Fly roping is a comical concept introduced to me in The Death of Jack Hamilton, which is a short story by Stephen King. You may be thinking that roping flies refers to some idea with a deep philosophical meaning, but it quite literaly means the action of lassoing flys.

The concept is demonstrated by a close friend of John Dillinger in the story, Homer Van Meter. Homer apparently picked up the skill at Pendleton Reformatory and it was not taught, he just kind of figured it out one day. The following is an excerpt from the story that actually displays the fly roping.

A privy's a damned fine place for fly roping. I took up my station outside the door, then proceeded to make loops in the pieces of thread Rabbits had given to me. After that, there was nothing to it except not moving much. Tose were the skills I'd learned on the mat. You don't forget them.

It didn't take long. Flies are out in early May, but they're slow flies. And anyone who thinks it's impossible to lasso a horsefly...well, all I can say is, if you want a challenge, try mosquitoes.

I took three casts and got my first one.

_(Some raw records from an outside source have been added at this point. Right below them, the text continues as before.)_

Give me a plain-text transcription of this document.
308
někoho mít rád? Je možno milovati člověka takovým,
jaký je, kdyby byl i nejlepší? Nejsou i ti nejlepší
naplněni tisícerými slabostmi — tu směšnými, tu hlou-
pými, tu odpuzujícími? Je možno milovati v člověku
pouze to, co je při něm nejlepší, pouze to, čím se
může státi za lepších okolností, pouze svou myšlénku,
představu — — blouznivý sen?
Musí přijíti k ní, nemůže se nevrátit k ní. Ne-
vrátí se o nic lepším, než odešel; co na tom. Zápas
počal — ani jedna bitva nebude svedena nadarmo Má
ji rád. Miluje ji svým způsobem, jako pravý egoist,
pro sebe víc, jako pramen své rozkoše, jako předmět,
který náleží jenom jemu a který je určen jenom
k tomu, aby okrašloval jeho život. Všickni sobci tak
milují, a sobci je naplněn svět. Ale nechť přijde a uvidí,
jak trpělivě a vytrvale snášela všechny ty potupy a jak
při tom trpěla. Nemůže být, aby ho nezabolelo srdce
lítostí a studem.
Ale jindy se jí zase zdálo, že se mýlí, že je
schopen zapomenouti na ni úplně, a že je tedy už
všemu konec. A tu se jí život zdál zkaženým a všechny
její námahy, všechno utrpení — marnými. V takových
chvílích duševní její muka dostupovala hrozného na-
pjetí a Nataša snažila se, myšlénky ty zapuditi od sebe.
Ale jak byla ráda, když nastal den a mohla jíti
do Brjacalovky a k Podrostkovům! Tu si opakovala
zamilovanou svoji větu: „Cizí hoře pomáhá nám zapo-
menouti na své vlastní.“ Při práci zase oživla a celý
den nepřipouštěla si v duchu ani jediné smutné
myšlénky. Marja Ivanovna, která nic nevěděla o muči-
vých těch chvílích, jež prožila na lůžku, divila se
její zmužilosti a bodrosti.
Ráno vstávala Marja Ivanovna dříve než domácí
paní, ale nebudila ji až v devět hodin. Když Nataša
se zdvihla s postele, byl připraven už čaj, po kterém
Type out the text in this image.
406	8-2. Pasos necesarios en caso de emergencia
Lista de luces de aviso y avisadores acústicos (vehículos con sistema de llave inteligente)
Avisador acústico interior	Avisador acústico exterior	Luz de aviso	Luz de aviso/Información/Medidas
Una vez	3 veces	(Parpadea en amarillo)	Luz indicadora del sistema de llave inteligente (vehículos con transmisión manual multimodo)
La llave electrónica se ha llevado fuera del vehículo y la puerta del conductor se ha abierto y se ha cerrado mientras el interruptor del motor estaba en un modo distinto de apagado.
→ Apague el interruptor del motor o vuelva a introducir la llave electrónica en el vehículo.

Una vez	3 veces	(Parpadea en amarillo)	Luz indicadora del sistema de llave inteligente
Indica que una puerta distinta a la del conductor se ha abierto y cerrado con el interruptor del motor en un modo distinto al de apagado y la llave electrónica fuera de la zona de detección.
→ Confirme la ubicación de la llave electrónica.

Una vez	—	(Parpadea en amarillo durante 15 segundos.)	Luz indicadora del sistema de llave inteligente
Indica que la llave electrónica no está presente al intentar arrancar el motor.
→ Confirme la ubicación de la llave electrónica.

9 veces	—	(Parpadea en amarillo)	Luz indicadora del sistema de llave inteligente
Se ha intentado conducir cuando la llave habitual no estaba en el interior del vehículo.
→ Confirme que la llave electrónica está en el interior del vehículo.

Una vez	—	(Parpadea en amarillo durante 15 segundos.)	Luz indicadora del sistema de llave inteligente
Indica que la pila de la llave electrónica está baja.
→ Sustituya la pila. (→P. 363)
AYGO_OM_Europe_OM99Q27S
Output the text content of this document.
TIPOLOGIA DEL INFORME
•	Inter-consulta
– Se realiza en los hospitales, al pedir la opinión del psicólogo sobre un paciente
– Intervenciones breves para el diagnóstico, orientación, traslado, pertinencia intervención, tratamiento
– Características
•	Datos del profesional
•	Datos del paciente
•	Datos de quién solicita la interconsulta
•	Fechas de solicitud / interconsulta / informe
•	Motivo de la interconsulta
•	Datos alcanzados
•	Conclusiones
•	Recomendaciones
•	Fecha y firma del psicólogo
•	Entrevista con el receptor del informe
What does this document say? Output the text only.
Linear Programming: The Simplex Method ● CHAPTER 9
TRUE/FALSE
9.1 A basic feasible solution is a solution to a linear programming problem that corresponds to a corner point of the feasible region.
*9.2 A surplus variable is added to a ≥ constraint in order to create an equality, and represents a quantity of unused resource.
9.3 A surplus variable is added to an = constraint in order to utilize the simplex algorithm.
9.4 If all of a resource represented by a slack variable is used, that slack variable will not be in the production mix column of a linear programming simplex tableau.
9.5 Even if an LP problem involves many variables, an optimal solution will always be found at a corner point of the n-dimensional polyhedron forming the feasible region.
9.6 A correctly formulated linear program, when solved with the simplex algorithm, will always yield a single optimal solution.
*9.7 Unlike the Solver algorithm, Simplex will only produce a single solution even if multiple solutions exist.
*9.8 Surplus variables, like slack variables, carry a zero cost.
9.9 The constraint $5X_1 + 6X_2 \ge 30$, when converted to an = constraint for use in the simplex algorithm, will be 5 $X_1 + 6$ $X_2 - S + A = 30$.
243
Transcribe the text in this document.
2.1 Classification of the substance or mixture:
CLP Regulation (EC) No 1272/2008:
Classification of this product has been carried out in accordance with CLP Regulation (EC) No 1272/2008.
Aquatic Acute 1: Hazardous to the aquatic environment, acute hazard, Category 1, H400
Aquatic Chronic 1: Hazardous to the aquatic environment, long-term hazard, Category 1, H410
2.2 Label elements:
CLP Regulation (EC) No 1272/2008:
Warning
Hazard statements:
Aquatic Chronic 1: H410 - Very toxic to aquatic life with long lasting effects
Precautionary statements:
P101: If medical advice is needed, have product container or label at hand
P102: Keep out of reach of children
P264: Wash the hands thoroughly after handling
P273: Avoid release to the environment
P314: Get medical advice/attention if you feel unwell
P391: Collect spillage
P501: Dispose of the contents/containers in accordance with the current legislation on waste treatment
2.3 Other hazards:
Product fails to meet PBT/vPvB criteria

That was nothing; there were times on the mat when I'd spend half the morning before I got my first. Right after I snagged him, Rabbits cried out, "What in God's name are you doing? Is it magic?"

From a distance, it did look like magic. You have to imagine how it appeared to her, twenty yards away; man standing by a privy throws out a little piece of thread - at nothing, so far as you can see - but, instead of drifting to the ground, the thread hangs in midair! It was attached to a good-sized horsefly. Johnnie would have seen it, but Rabbits didn't have Johnnie's eyes.

This excerpt is fairly comical and I really like the part about trying to lasso mosquitoes as a challenge. For information's sake, Rabbits is a girlfriend of one of the gang members.


This node is meant to complement The Death of Jack Hamilton node.